Variation R squared and Line of Best fit

What is the Best Fit Line?

 Once we have plotted the data we collected on a scatter graph and have determined we have a linear correlation, that is the graph shows the points have a pattern that resembles a line we will want to see if we can find a line that best represents this data. We call this the best fit line.

A best-fit line does not necessarily go through every point on the graph. This line is the one that minimizes the distance each point falls from it. Once we determine the equation of the best fit line we can them make predictions. This is important since we are unable to measure everything.

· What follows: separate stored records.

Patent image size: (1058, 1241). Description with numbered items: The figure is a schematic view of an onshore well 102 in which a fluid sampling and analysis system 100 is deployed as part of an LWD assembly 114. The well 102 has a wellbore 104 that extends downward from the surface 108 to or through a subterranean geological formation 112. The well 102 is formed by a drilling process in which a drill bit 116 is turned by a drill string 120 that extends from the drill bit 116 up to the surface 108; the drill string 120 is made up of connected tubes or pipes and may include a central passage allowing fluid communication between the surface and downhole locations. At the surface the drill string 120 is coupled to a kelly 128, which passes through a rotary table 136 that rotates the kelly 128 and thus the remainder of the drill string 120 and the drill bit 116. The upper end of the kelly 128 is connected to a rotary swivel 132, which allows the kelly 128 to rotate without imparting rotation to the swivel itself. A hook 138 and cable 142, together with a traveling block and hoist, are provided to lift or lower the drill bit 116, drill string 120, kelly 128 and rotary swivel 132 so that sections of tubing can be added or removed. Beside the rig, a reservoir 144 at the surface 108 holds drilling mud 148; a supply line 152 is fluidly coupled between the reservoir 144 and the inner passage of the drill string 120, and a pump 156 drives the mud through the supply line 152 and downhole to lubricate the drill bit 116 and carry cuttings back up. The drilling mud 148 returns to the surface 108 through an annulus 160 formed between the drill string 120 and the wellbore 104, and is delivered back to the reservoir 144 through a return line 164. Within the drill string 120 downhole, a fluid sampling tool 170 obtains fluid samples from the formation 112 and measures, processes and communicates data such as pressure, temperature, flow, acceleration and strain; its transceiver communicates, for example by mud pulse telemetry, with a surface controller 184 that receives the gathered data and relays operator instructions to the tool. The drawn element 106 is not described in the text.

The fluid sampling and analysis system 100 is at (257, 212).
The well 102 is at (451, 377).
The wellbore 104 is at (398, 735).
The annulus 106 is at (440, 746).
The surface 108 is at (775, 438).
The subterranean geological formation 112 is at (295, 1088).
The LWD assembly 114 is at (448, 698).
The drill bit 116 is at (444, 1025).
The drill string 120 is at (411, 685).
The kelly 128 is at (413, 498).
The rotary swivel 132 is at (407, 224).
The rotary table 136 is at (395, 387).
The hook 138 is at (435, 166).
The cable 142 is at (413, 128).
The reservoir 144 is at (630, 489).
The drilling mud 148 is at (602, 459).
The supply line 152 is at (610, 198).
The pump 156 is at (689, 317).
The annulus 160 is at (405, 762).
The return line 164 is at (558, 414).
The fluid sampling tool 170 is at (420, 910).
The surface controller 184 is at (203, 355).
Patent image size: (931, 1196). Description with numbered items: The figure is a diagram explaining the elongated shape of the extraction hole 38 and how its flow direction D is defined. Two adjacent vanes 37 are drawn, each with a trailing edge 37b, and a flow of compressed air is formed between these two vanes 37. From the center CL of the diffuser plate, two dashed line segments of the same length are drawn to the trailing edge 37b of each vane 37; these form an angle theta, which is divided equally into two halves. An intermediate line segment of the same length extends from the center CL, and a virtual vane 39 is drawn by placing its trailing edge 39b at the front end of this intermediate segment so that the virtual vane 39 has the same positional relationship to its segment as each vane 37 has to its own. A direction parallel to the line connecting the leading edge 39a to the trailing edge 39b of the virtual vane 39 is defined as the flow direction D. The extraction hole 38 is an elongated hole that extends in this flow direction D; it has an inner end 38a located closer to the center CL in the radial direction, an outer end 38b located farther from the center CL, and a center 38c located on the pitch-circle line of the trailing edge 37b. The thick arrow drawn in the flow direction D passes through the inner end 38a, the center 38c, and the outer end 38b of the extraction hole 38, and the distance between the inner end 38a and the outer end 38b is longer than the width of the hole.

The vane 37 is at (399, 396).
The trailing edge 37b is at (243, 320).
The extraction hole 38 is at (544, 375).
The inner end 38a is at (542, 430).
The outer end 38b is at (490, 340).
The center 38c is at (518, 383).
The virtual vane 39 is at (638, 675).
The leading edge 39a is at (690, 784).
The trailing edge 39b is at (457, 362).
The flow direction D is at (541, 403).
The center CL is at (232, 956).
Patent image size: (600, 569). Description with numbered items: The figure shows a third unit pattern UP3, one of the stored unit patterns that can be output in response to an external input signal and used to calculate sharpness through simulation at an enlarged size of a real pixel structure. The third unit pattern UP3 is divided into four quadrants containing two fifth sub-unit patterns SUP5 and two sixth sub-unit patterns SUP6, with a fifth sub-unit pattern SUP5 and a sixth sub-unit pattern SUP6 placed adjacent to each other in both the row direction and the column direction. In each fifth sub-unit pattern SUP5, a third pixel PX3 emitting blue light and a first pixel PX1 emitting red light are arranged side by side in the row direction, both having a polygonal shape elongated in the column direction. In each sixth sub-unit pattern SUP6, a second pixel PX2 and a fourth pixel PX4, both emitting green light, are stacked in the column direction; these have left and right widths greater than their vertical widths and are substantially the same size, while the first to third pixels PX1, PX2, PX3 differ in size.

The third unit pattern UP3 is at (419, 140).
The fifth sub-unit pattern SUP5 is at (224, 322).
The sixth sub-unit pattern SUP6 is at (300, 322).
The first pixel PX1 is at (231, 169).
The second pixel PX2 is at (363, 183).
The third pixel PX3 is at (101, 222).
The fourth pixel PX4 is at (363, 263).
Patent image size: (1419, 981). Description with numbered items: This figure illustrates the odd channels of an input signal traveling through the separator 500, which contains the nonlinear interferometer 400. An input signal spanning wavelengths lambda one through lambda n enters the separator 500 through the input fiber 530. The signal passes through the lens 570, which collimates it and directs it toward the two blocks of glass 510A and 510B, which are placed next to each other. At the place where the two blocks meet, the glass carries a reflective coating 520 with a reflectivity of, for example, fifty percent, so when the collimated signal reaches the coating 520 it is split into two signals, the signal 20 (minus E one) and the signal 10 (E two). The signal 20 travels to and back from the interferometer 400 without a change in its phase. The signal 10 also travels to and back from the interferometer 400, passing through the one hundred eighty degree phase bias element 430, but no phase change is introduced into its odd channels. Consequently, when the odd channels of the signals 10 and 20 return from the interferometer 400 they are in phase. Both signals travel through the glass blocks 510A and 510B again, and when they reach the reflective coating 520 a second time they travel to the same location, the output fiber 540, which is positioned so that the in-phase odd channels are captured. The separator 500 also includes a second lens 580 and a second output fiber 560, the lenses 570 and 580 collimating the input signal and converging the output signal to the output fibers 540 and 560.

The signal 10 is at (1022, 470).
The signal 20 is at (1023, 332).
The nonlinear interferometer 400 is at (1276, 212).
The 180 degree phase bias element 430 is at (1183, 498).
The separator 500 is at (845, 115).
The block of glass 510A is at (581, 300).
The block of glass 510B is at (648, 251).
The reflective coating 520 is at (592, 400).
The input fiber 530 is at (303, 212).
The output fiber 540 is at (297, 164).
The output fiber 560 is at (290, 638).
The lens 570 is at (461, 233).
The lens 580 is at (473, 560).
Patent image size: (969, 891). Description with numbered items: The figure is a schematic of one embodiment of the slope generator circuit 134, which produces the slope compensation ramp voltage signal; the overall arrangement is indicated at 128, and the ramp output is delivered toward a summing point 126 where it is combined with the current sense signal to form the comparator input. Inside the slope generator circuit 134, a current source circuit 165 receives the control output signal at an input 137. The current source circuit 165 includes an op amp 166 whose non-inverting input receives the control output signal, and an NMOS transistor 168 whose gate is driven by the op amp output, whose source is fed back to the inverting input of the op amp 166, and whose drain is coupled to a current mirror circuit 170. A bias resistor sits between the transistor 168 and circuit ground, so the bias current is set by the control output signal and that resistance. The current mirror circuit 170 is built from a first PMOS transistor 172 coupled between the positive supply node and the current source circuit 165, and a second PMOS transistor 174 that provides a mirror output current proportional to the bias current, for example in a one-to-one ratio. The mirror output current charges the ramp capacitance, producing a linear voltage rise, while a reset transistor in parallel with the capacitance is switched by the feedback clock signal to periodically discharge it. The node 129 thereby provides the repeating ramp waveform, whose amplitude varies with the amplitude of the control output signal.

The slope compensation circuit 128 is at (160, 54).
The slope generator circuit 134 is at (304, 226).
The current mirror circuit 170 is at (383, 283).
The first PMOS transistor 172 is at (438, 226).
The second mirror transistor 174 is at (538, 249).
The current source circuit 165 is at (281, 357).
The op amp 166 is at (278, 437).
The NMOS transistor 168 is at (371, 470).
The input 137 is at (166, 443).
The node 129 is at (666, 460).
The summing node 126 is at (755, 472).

Interpreting the Best Fit Line

Suppose I found based on my height and weight study that the best fit line was y=.42x+4.

.42 is positive therefore I have an upward sloping line which means that as height increases so does a person's weight. This is a positive correlation

Suppose I want to estimate or predict the weight of a person who is 170 cm tall.  If I plug 170 in for x in the equation above I would get .42*170+4=75. Therefore I would estimate that a person 170 cm tall would weigh 75kg.

When you use best-fit lines to predict you must be very careful that you understand the context of your best-fit equation. In other words, understand its limitations. You cannot make predictions outside of the bounds of your data. Also, the best fit line based on past data may not be valid for today or the future.


r and r-squared

Please make sure the diagnostics are turned on in your calculator so that when you do the linear regression analysis both r and r-squared come up.

r is the correlation coefficient and as we learned last week it is a measure of how well the data fits the line.  It will be negative if you have a negative correlation and positive if you have a positive correlation.  The closer it is to 1 or -1 the better fit the line is to the data. Remember, the line DOES NOT need to go through any points to be a good fit. 

r-squared is the coefficient of determination. It is a measure of the percent variation your independent variable causes your dependent variable. For example, if I were to be measuring hours studied per week and GPA and found them to be positively correlated with an r of .9, r-squared would be .81.  This would mean that 81 % of the variation found in GPA can be attributed to the number of hours studied per week.

In your HW and on your final you will be asked to interpret the meaning of r-squared.